The German thinker Karl Mannheim also observed: 'In small groups in which everyone feels that a great deal depends upon his actions, and learns to act upon his own responsibility instead of losing himself in the anonymity of the mass, social patterns grow up in which individuality can almost certainly develop.'

A recent study in the USA found that 40 per cent of Americans--some 75 million--belong to at least one small group that meets regularly. The author, Robert Wuthnow, concluded, 'Small groups are doing a better job than many of their critics would like to think. The communities they create are seldom frail. People feel cared for. They help one another.... The attachments that develop among the members of small groups demonstrate clearly that we are not a society of rugged individualists who wish to go it entirely alone but, rather, that... even amidst the dislocating tendencies of our society, we are capable of banding together in bonds of mutual support.'

Similarly, in Britain nearly 20 per cent of the population engage in some form of voluntary work during the course of the average year, and about 10 per cent do so on a weekly basis. Moreover younger people are involved in voluntary work at least as frequently as they were in earlier generations.

According to Anthony Giddens, the area where civil society is least developed is in areas marginalized by the sweep of economic and social change, and it is here that government can actively encourage local self-help organizations by offering money and training.

But, if small groups have a role in developing responsible attitudes, by far the most effective small group is the family. As Giddens puts it: 'The family is a basic institution of civil society.' He sees family policy as 'a key test for the new politics'. The picture doesn't look good. In the UK in 1994, 32 per cent of births occurred outside marriage. Across western societies, the divorce rate has risen steeply.

The Communitarian platform states, 'Bringing children into the world entails a moral responsibility to provide, not only material necessities, but also moral education and character formation.' It argues for policies that make it easier for parents to have time to care for their children, tax schemes that don't penalize marriage and that 'divorce laws should be modified, not to prevent divorce, but to signal society's concern'. On these policies, Blair's government has a mixed record, with its pressure on single parents to go out to work.

After the family, argue communitarians, schools have the key role in shaping moral values and responsible attitudes. This goes against recent traditions in education which say that we shouldn't impose our values on children, but encourage them to come to their own conclusions--an idea which is at best a half-truth.

Research by Professor Robert Coles shows that children search actively for values, moral purpose and meaning. If educators withhold their own values and sense of purpose this signals to the children that these questions are 'off limits' and that shared purpose and values do not exist. In attempting not to impose values, we simply impose the doctrine of moral relativism.

Once again, Blair's government has a mixed record here. Its emphasis on academic achievement in schools has led to less time for activities which develop social character. Since there are no exams to be taken on character (at least this side of the grave), moral education doesn't show up in the league tables by which schools and teachers tend to be judged and there is little incentive for teachers to work at it.

Finally, there is the moral role of leadership itself.
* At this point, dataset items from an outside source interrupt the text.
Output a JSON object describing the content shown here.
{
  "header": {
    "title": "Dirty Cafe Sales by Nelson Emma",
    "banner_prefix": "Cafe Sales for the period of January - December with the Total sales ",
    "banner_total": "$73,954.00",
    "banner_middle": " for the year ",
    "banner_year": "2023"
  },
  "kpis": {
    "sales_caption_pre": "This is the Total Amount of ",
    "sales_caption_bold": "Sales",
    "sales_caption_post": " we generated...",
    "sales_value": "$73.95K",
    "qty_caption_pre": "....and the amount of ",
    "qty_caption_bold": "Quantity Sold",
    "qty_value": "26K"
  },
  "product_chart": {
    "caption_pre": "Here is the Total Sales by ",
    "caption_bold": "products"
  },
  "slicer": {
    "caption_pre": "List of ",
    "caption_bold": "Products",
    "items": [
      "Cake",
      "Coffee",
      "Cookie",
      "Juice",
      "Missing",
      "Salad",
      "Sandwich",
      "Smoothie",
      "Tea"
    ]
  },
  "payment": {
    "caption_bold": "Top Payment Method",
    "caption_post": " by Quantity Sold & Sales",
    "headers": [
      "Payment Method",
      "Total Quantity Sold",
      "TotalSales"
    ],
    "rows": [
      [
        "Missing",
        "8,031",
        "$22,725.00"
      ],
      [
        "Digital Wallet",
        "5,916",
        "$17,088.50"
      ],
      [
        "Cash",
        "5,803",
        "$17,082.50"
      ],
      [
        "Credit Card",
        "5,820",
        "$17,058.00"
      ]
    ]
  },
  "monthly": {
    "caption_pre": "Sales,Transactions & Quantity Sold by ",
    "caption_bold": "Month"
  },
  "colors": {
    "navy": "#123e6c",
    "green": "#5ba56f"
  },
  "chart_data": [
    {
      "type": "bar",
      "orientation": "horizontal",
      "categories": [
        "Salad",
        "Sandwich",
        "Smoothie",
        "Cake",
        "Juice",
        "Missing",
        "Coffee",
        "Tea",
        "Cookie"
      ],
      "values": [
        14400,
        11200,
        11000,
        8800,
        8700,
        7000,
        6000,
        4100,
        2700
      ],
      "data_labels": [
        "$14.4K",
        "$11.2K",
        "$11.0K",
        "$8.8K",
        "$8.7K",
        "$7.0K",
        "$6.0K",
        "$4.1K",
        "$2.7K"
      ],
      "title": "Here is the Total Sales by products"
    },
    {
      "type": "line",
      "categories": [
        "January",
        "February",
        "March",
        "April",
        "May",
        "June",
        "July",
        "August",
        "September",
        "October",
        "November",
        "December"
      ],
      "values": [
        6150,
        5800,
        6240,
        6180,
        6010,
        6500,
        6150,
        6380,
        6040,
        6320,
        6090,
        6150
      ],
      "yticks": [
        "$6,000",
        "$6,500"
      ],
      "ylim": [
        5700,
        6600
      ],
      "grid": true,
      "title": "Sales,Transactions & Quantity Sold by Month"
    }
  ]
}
Most cultures have taken politics and religion to be part of the same fabric. Their separation in modern western society is an exception that seems hard to sustain. As Blair puts it: 'Individuals prosper best within a strong and cohesive society... a society which is fragmented and divided, where people feel no sense of shared purpose, is unlikely to produce well-adjusted and responsible citizens.' It is easy to parody Blair as the 'Vicar of St Albion', but this may increasingly be the style of politics to come.